The university’s student government election for next semester concluded with all seven of the open seats being filled. The total voter turnout has more than tripled since the Fall 2015 election, which had a 4.6 percent turnout.

A total of 16.7 percent of the eligible voters on campus voted. Voter turnout has risen over the past few year, with the vote for president and vice president of the 2017 Spring semester having a 16.4 percent turnout, after the Fall 2016 election saw a 7.4 percent turnout.

This year’s election, eight people ran for the seven open seats on the senate. Gabriel Madore was the only senator running who was not elected, earning 264 votes out of 762 ballots cast.

Receiving the most votes was Audrey Kirby, with a total of 351 votes. A biology major, she focused on dining services and diversity while running for election.

“I plan to work with Chartwells and Dining Services to make it more affordable and better quality for students. Throughout my term I will be an active member of the Senate, I will the address the problems that students face,” Kirby said. “I appreciate our diverse student body and I hope to represent students of all backgrounds.”

Brooke Bolduc, a biology major running for re-election, got the second most votes with 349, pushing for equality and diversity on campus.

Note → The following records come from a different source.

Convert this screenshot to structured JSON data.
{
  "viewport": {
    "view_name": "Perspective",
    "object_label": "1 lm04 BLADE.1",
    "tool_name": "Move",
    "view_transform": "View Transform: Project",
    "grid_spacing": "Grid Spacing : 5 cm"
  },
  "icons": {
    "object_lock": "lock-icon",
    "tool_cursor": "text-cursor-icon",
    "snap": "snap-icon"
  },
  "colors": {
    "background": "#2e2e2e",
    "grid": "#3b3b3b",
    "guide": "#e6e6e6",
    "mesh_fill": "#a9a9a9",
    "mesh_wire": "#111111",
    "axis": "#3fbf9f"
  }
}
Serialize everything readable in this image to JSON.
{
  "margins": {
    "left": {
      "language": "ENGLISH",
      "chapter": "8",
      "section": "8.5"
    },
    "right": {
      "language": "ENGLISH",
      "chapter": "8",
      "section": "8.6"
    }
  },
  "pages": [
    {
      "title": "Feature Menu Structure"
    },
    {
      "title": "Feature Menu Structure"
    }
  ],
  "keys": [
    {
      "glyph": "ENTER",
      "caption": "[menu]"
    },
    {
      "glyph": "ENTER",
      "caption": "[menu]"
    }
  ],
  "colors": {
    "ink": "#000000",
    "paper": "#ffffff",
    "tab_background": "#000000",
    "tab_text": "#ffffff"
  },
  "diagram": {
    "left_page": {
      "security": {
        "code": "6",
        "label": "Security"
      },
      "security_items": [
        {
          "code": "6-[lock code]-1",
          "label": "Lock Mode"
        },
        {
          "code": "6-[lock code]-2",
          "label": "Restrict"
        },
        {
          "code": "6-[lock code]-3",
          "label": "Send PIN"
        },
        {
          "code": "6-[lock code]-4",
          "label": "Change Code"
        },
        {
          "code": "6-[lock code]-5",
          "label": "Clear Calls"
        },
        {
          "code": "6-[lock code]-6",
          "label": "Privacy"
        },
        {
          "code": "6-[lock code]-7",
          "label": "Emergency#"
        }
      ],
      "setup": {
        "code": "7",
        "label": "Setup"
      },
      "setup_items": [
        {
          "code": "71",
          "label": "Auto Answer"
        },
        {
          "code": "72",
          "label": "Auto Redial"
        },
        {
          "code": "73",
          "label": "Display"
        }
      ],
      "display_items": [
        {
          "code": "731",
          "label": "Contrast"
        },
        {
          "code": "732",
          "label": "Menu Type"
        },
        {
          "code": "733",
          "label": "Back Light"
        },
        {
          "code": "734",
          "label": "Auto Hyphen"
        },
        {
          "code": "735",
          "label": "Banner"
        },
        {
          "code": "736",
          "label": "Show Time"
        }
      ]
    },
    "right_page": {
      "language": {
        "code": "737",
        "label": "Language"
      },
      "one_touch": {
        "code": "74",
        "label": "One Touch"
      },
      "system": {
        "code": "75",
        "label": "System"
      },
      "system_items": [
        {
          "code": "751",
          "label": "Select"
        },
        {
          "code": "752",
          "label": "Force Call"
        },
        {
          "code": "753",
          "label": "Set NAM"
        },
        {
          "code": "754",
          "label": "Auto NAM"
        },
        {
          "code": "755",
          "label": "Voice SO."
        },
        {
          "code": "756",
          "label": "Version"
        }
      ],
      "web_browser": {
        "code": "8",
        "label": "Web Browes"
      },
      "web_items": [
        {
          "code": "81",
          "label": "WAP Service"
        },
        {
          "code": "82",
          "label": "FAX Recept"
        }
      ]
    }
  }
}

“Today is transgender remembrance day, I’m definitely thinking about some of my friends that I’ve lost over time as you may be thinking of some of yours.”, Bolduc said. “Overall I just want to make this campus more diverse and just more diverse in its function I want the community to overall stop seeing people as numbers or whatever it is we’re seeing people as, everyone is a human being at the end of the day. I wish life was rainbows and butterflies, but it’s not, and it’s really unfortunate that it can’t be that way.”

Hannah James, who is currently pursuing a double degree in music performance and physics, came in third with 345 votes.

“I’m from Washington, D.C. I’m not from around here, and I’m interested in learning why every student here came to UAF and what they want to get out of this, because what you put into it is what you get out of it. I’m also really passionate about making a change,” Smith said.

“I’m interested in representing the current students of UAF and all students that come after us, the future ones,” she continued. “How can we make campus a better place, how can we improve the quality of life here, and that’s something I’m really interested in.”

In addition, Hannah Smith, Diana Ramstad, Samuel Mitchell, and Samuel Nicholes all received a majority of votes, and were elected to seats on next semester’s senate.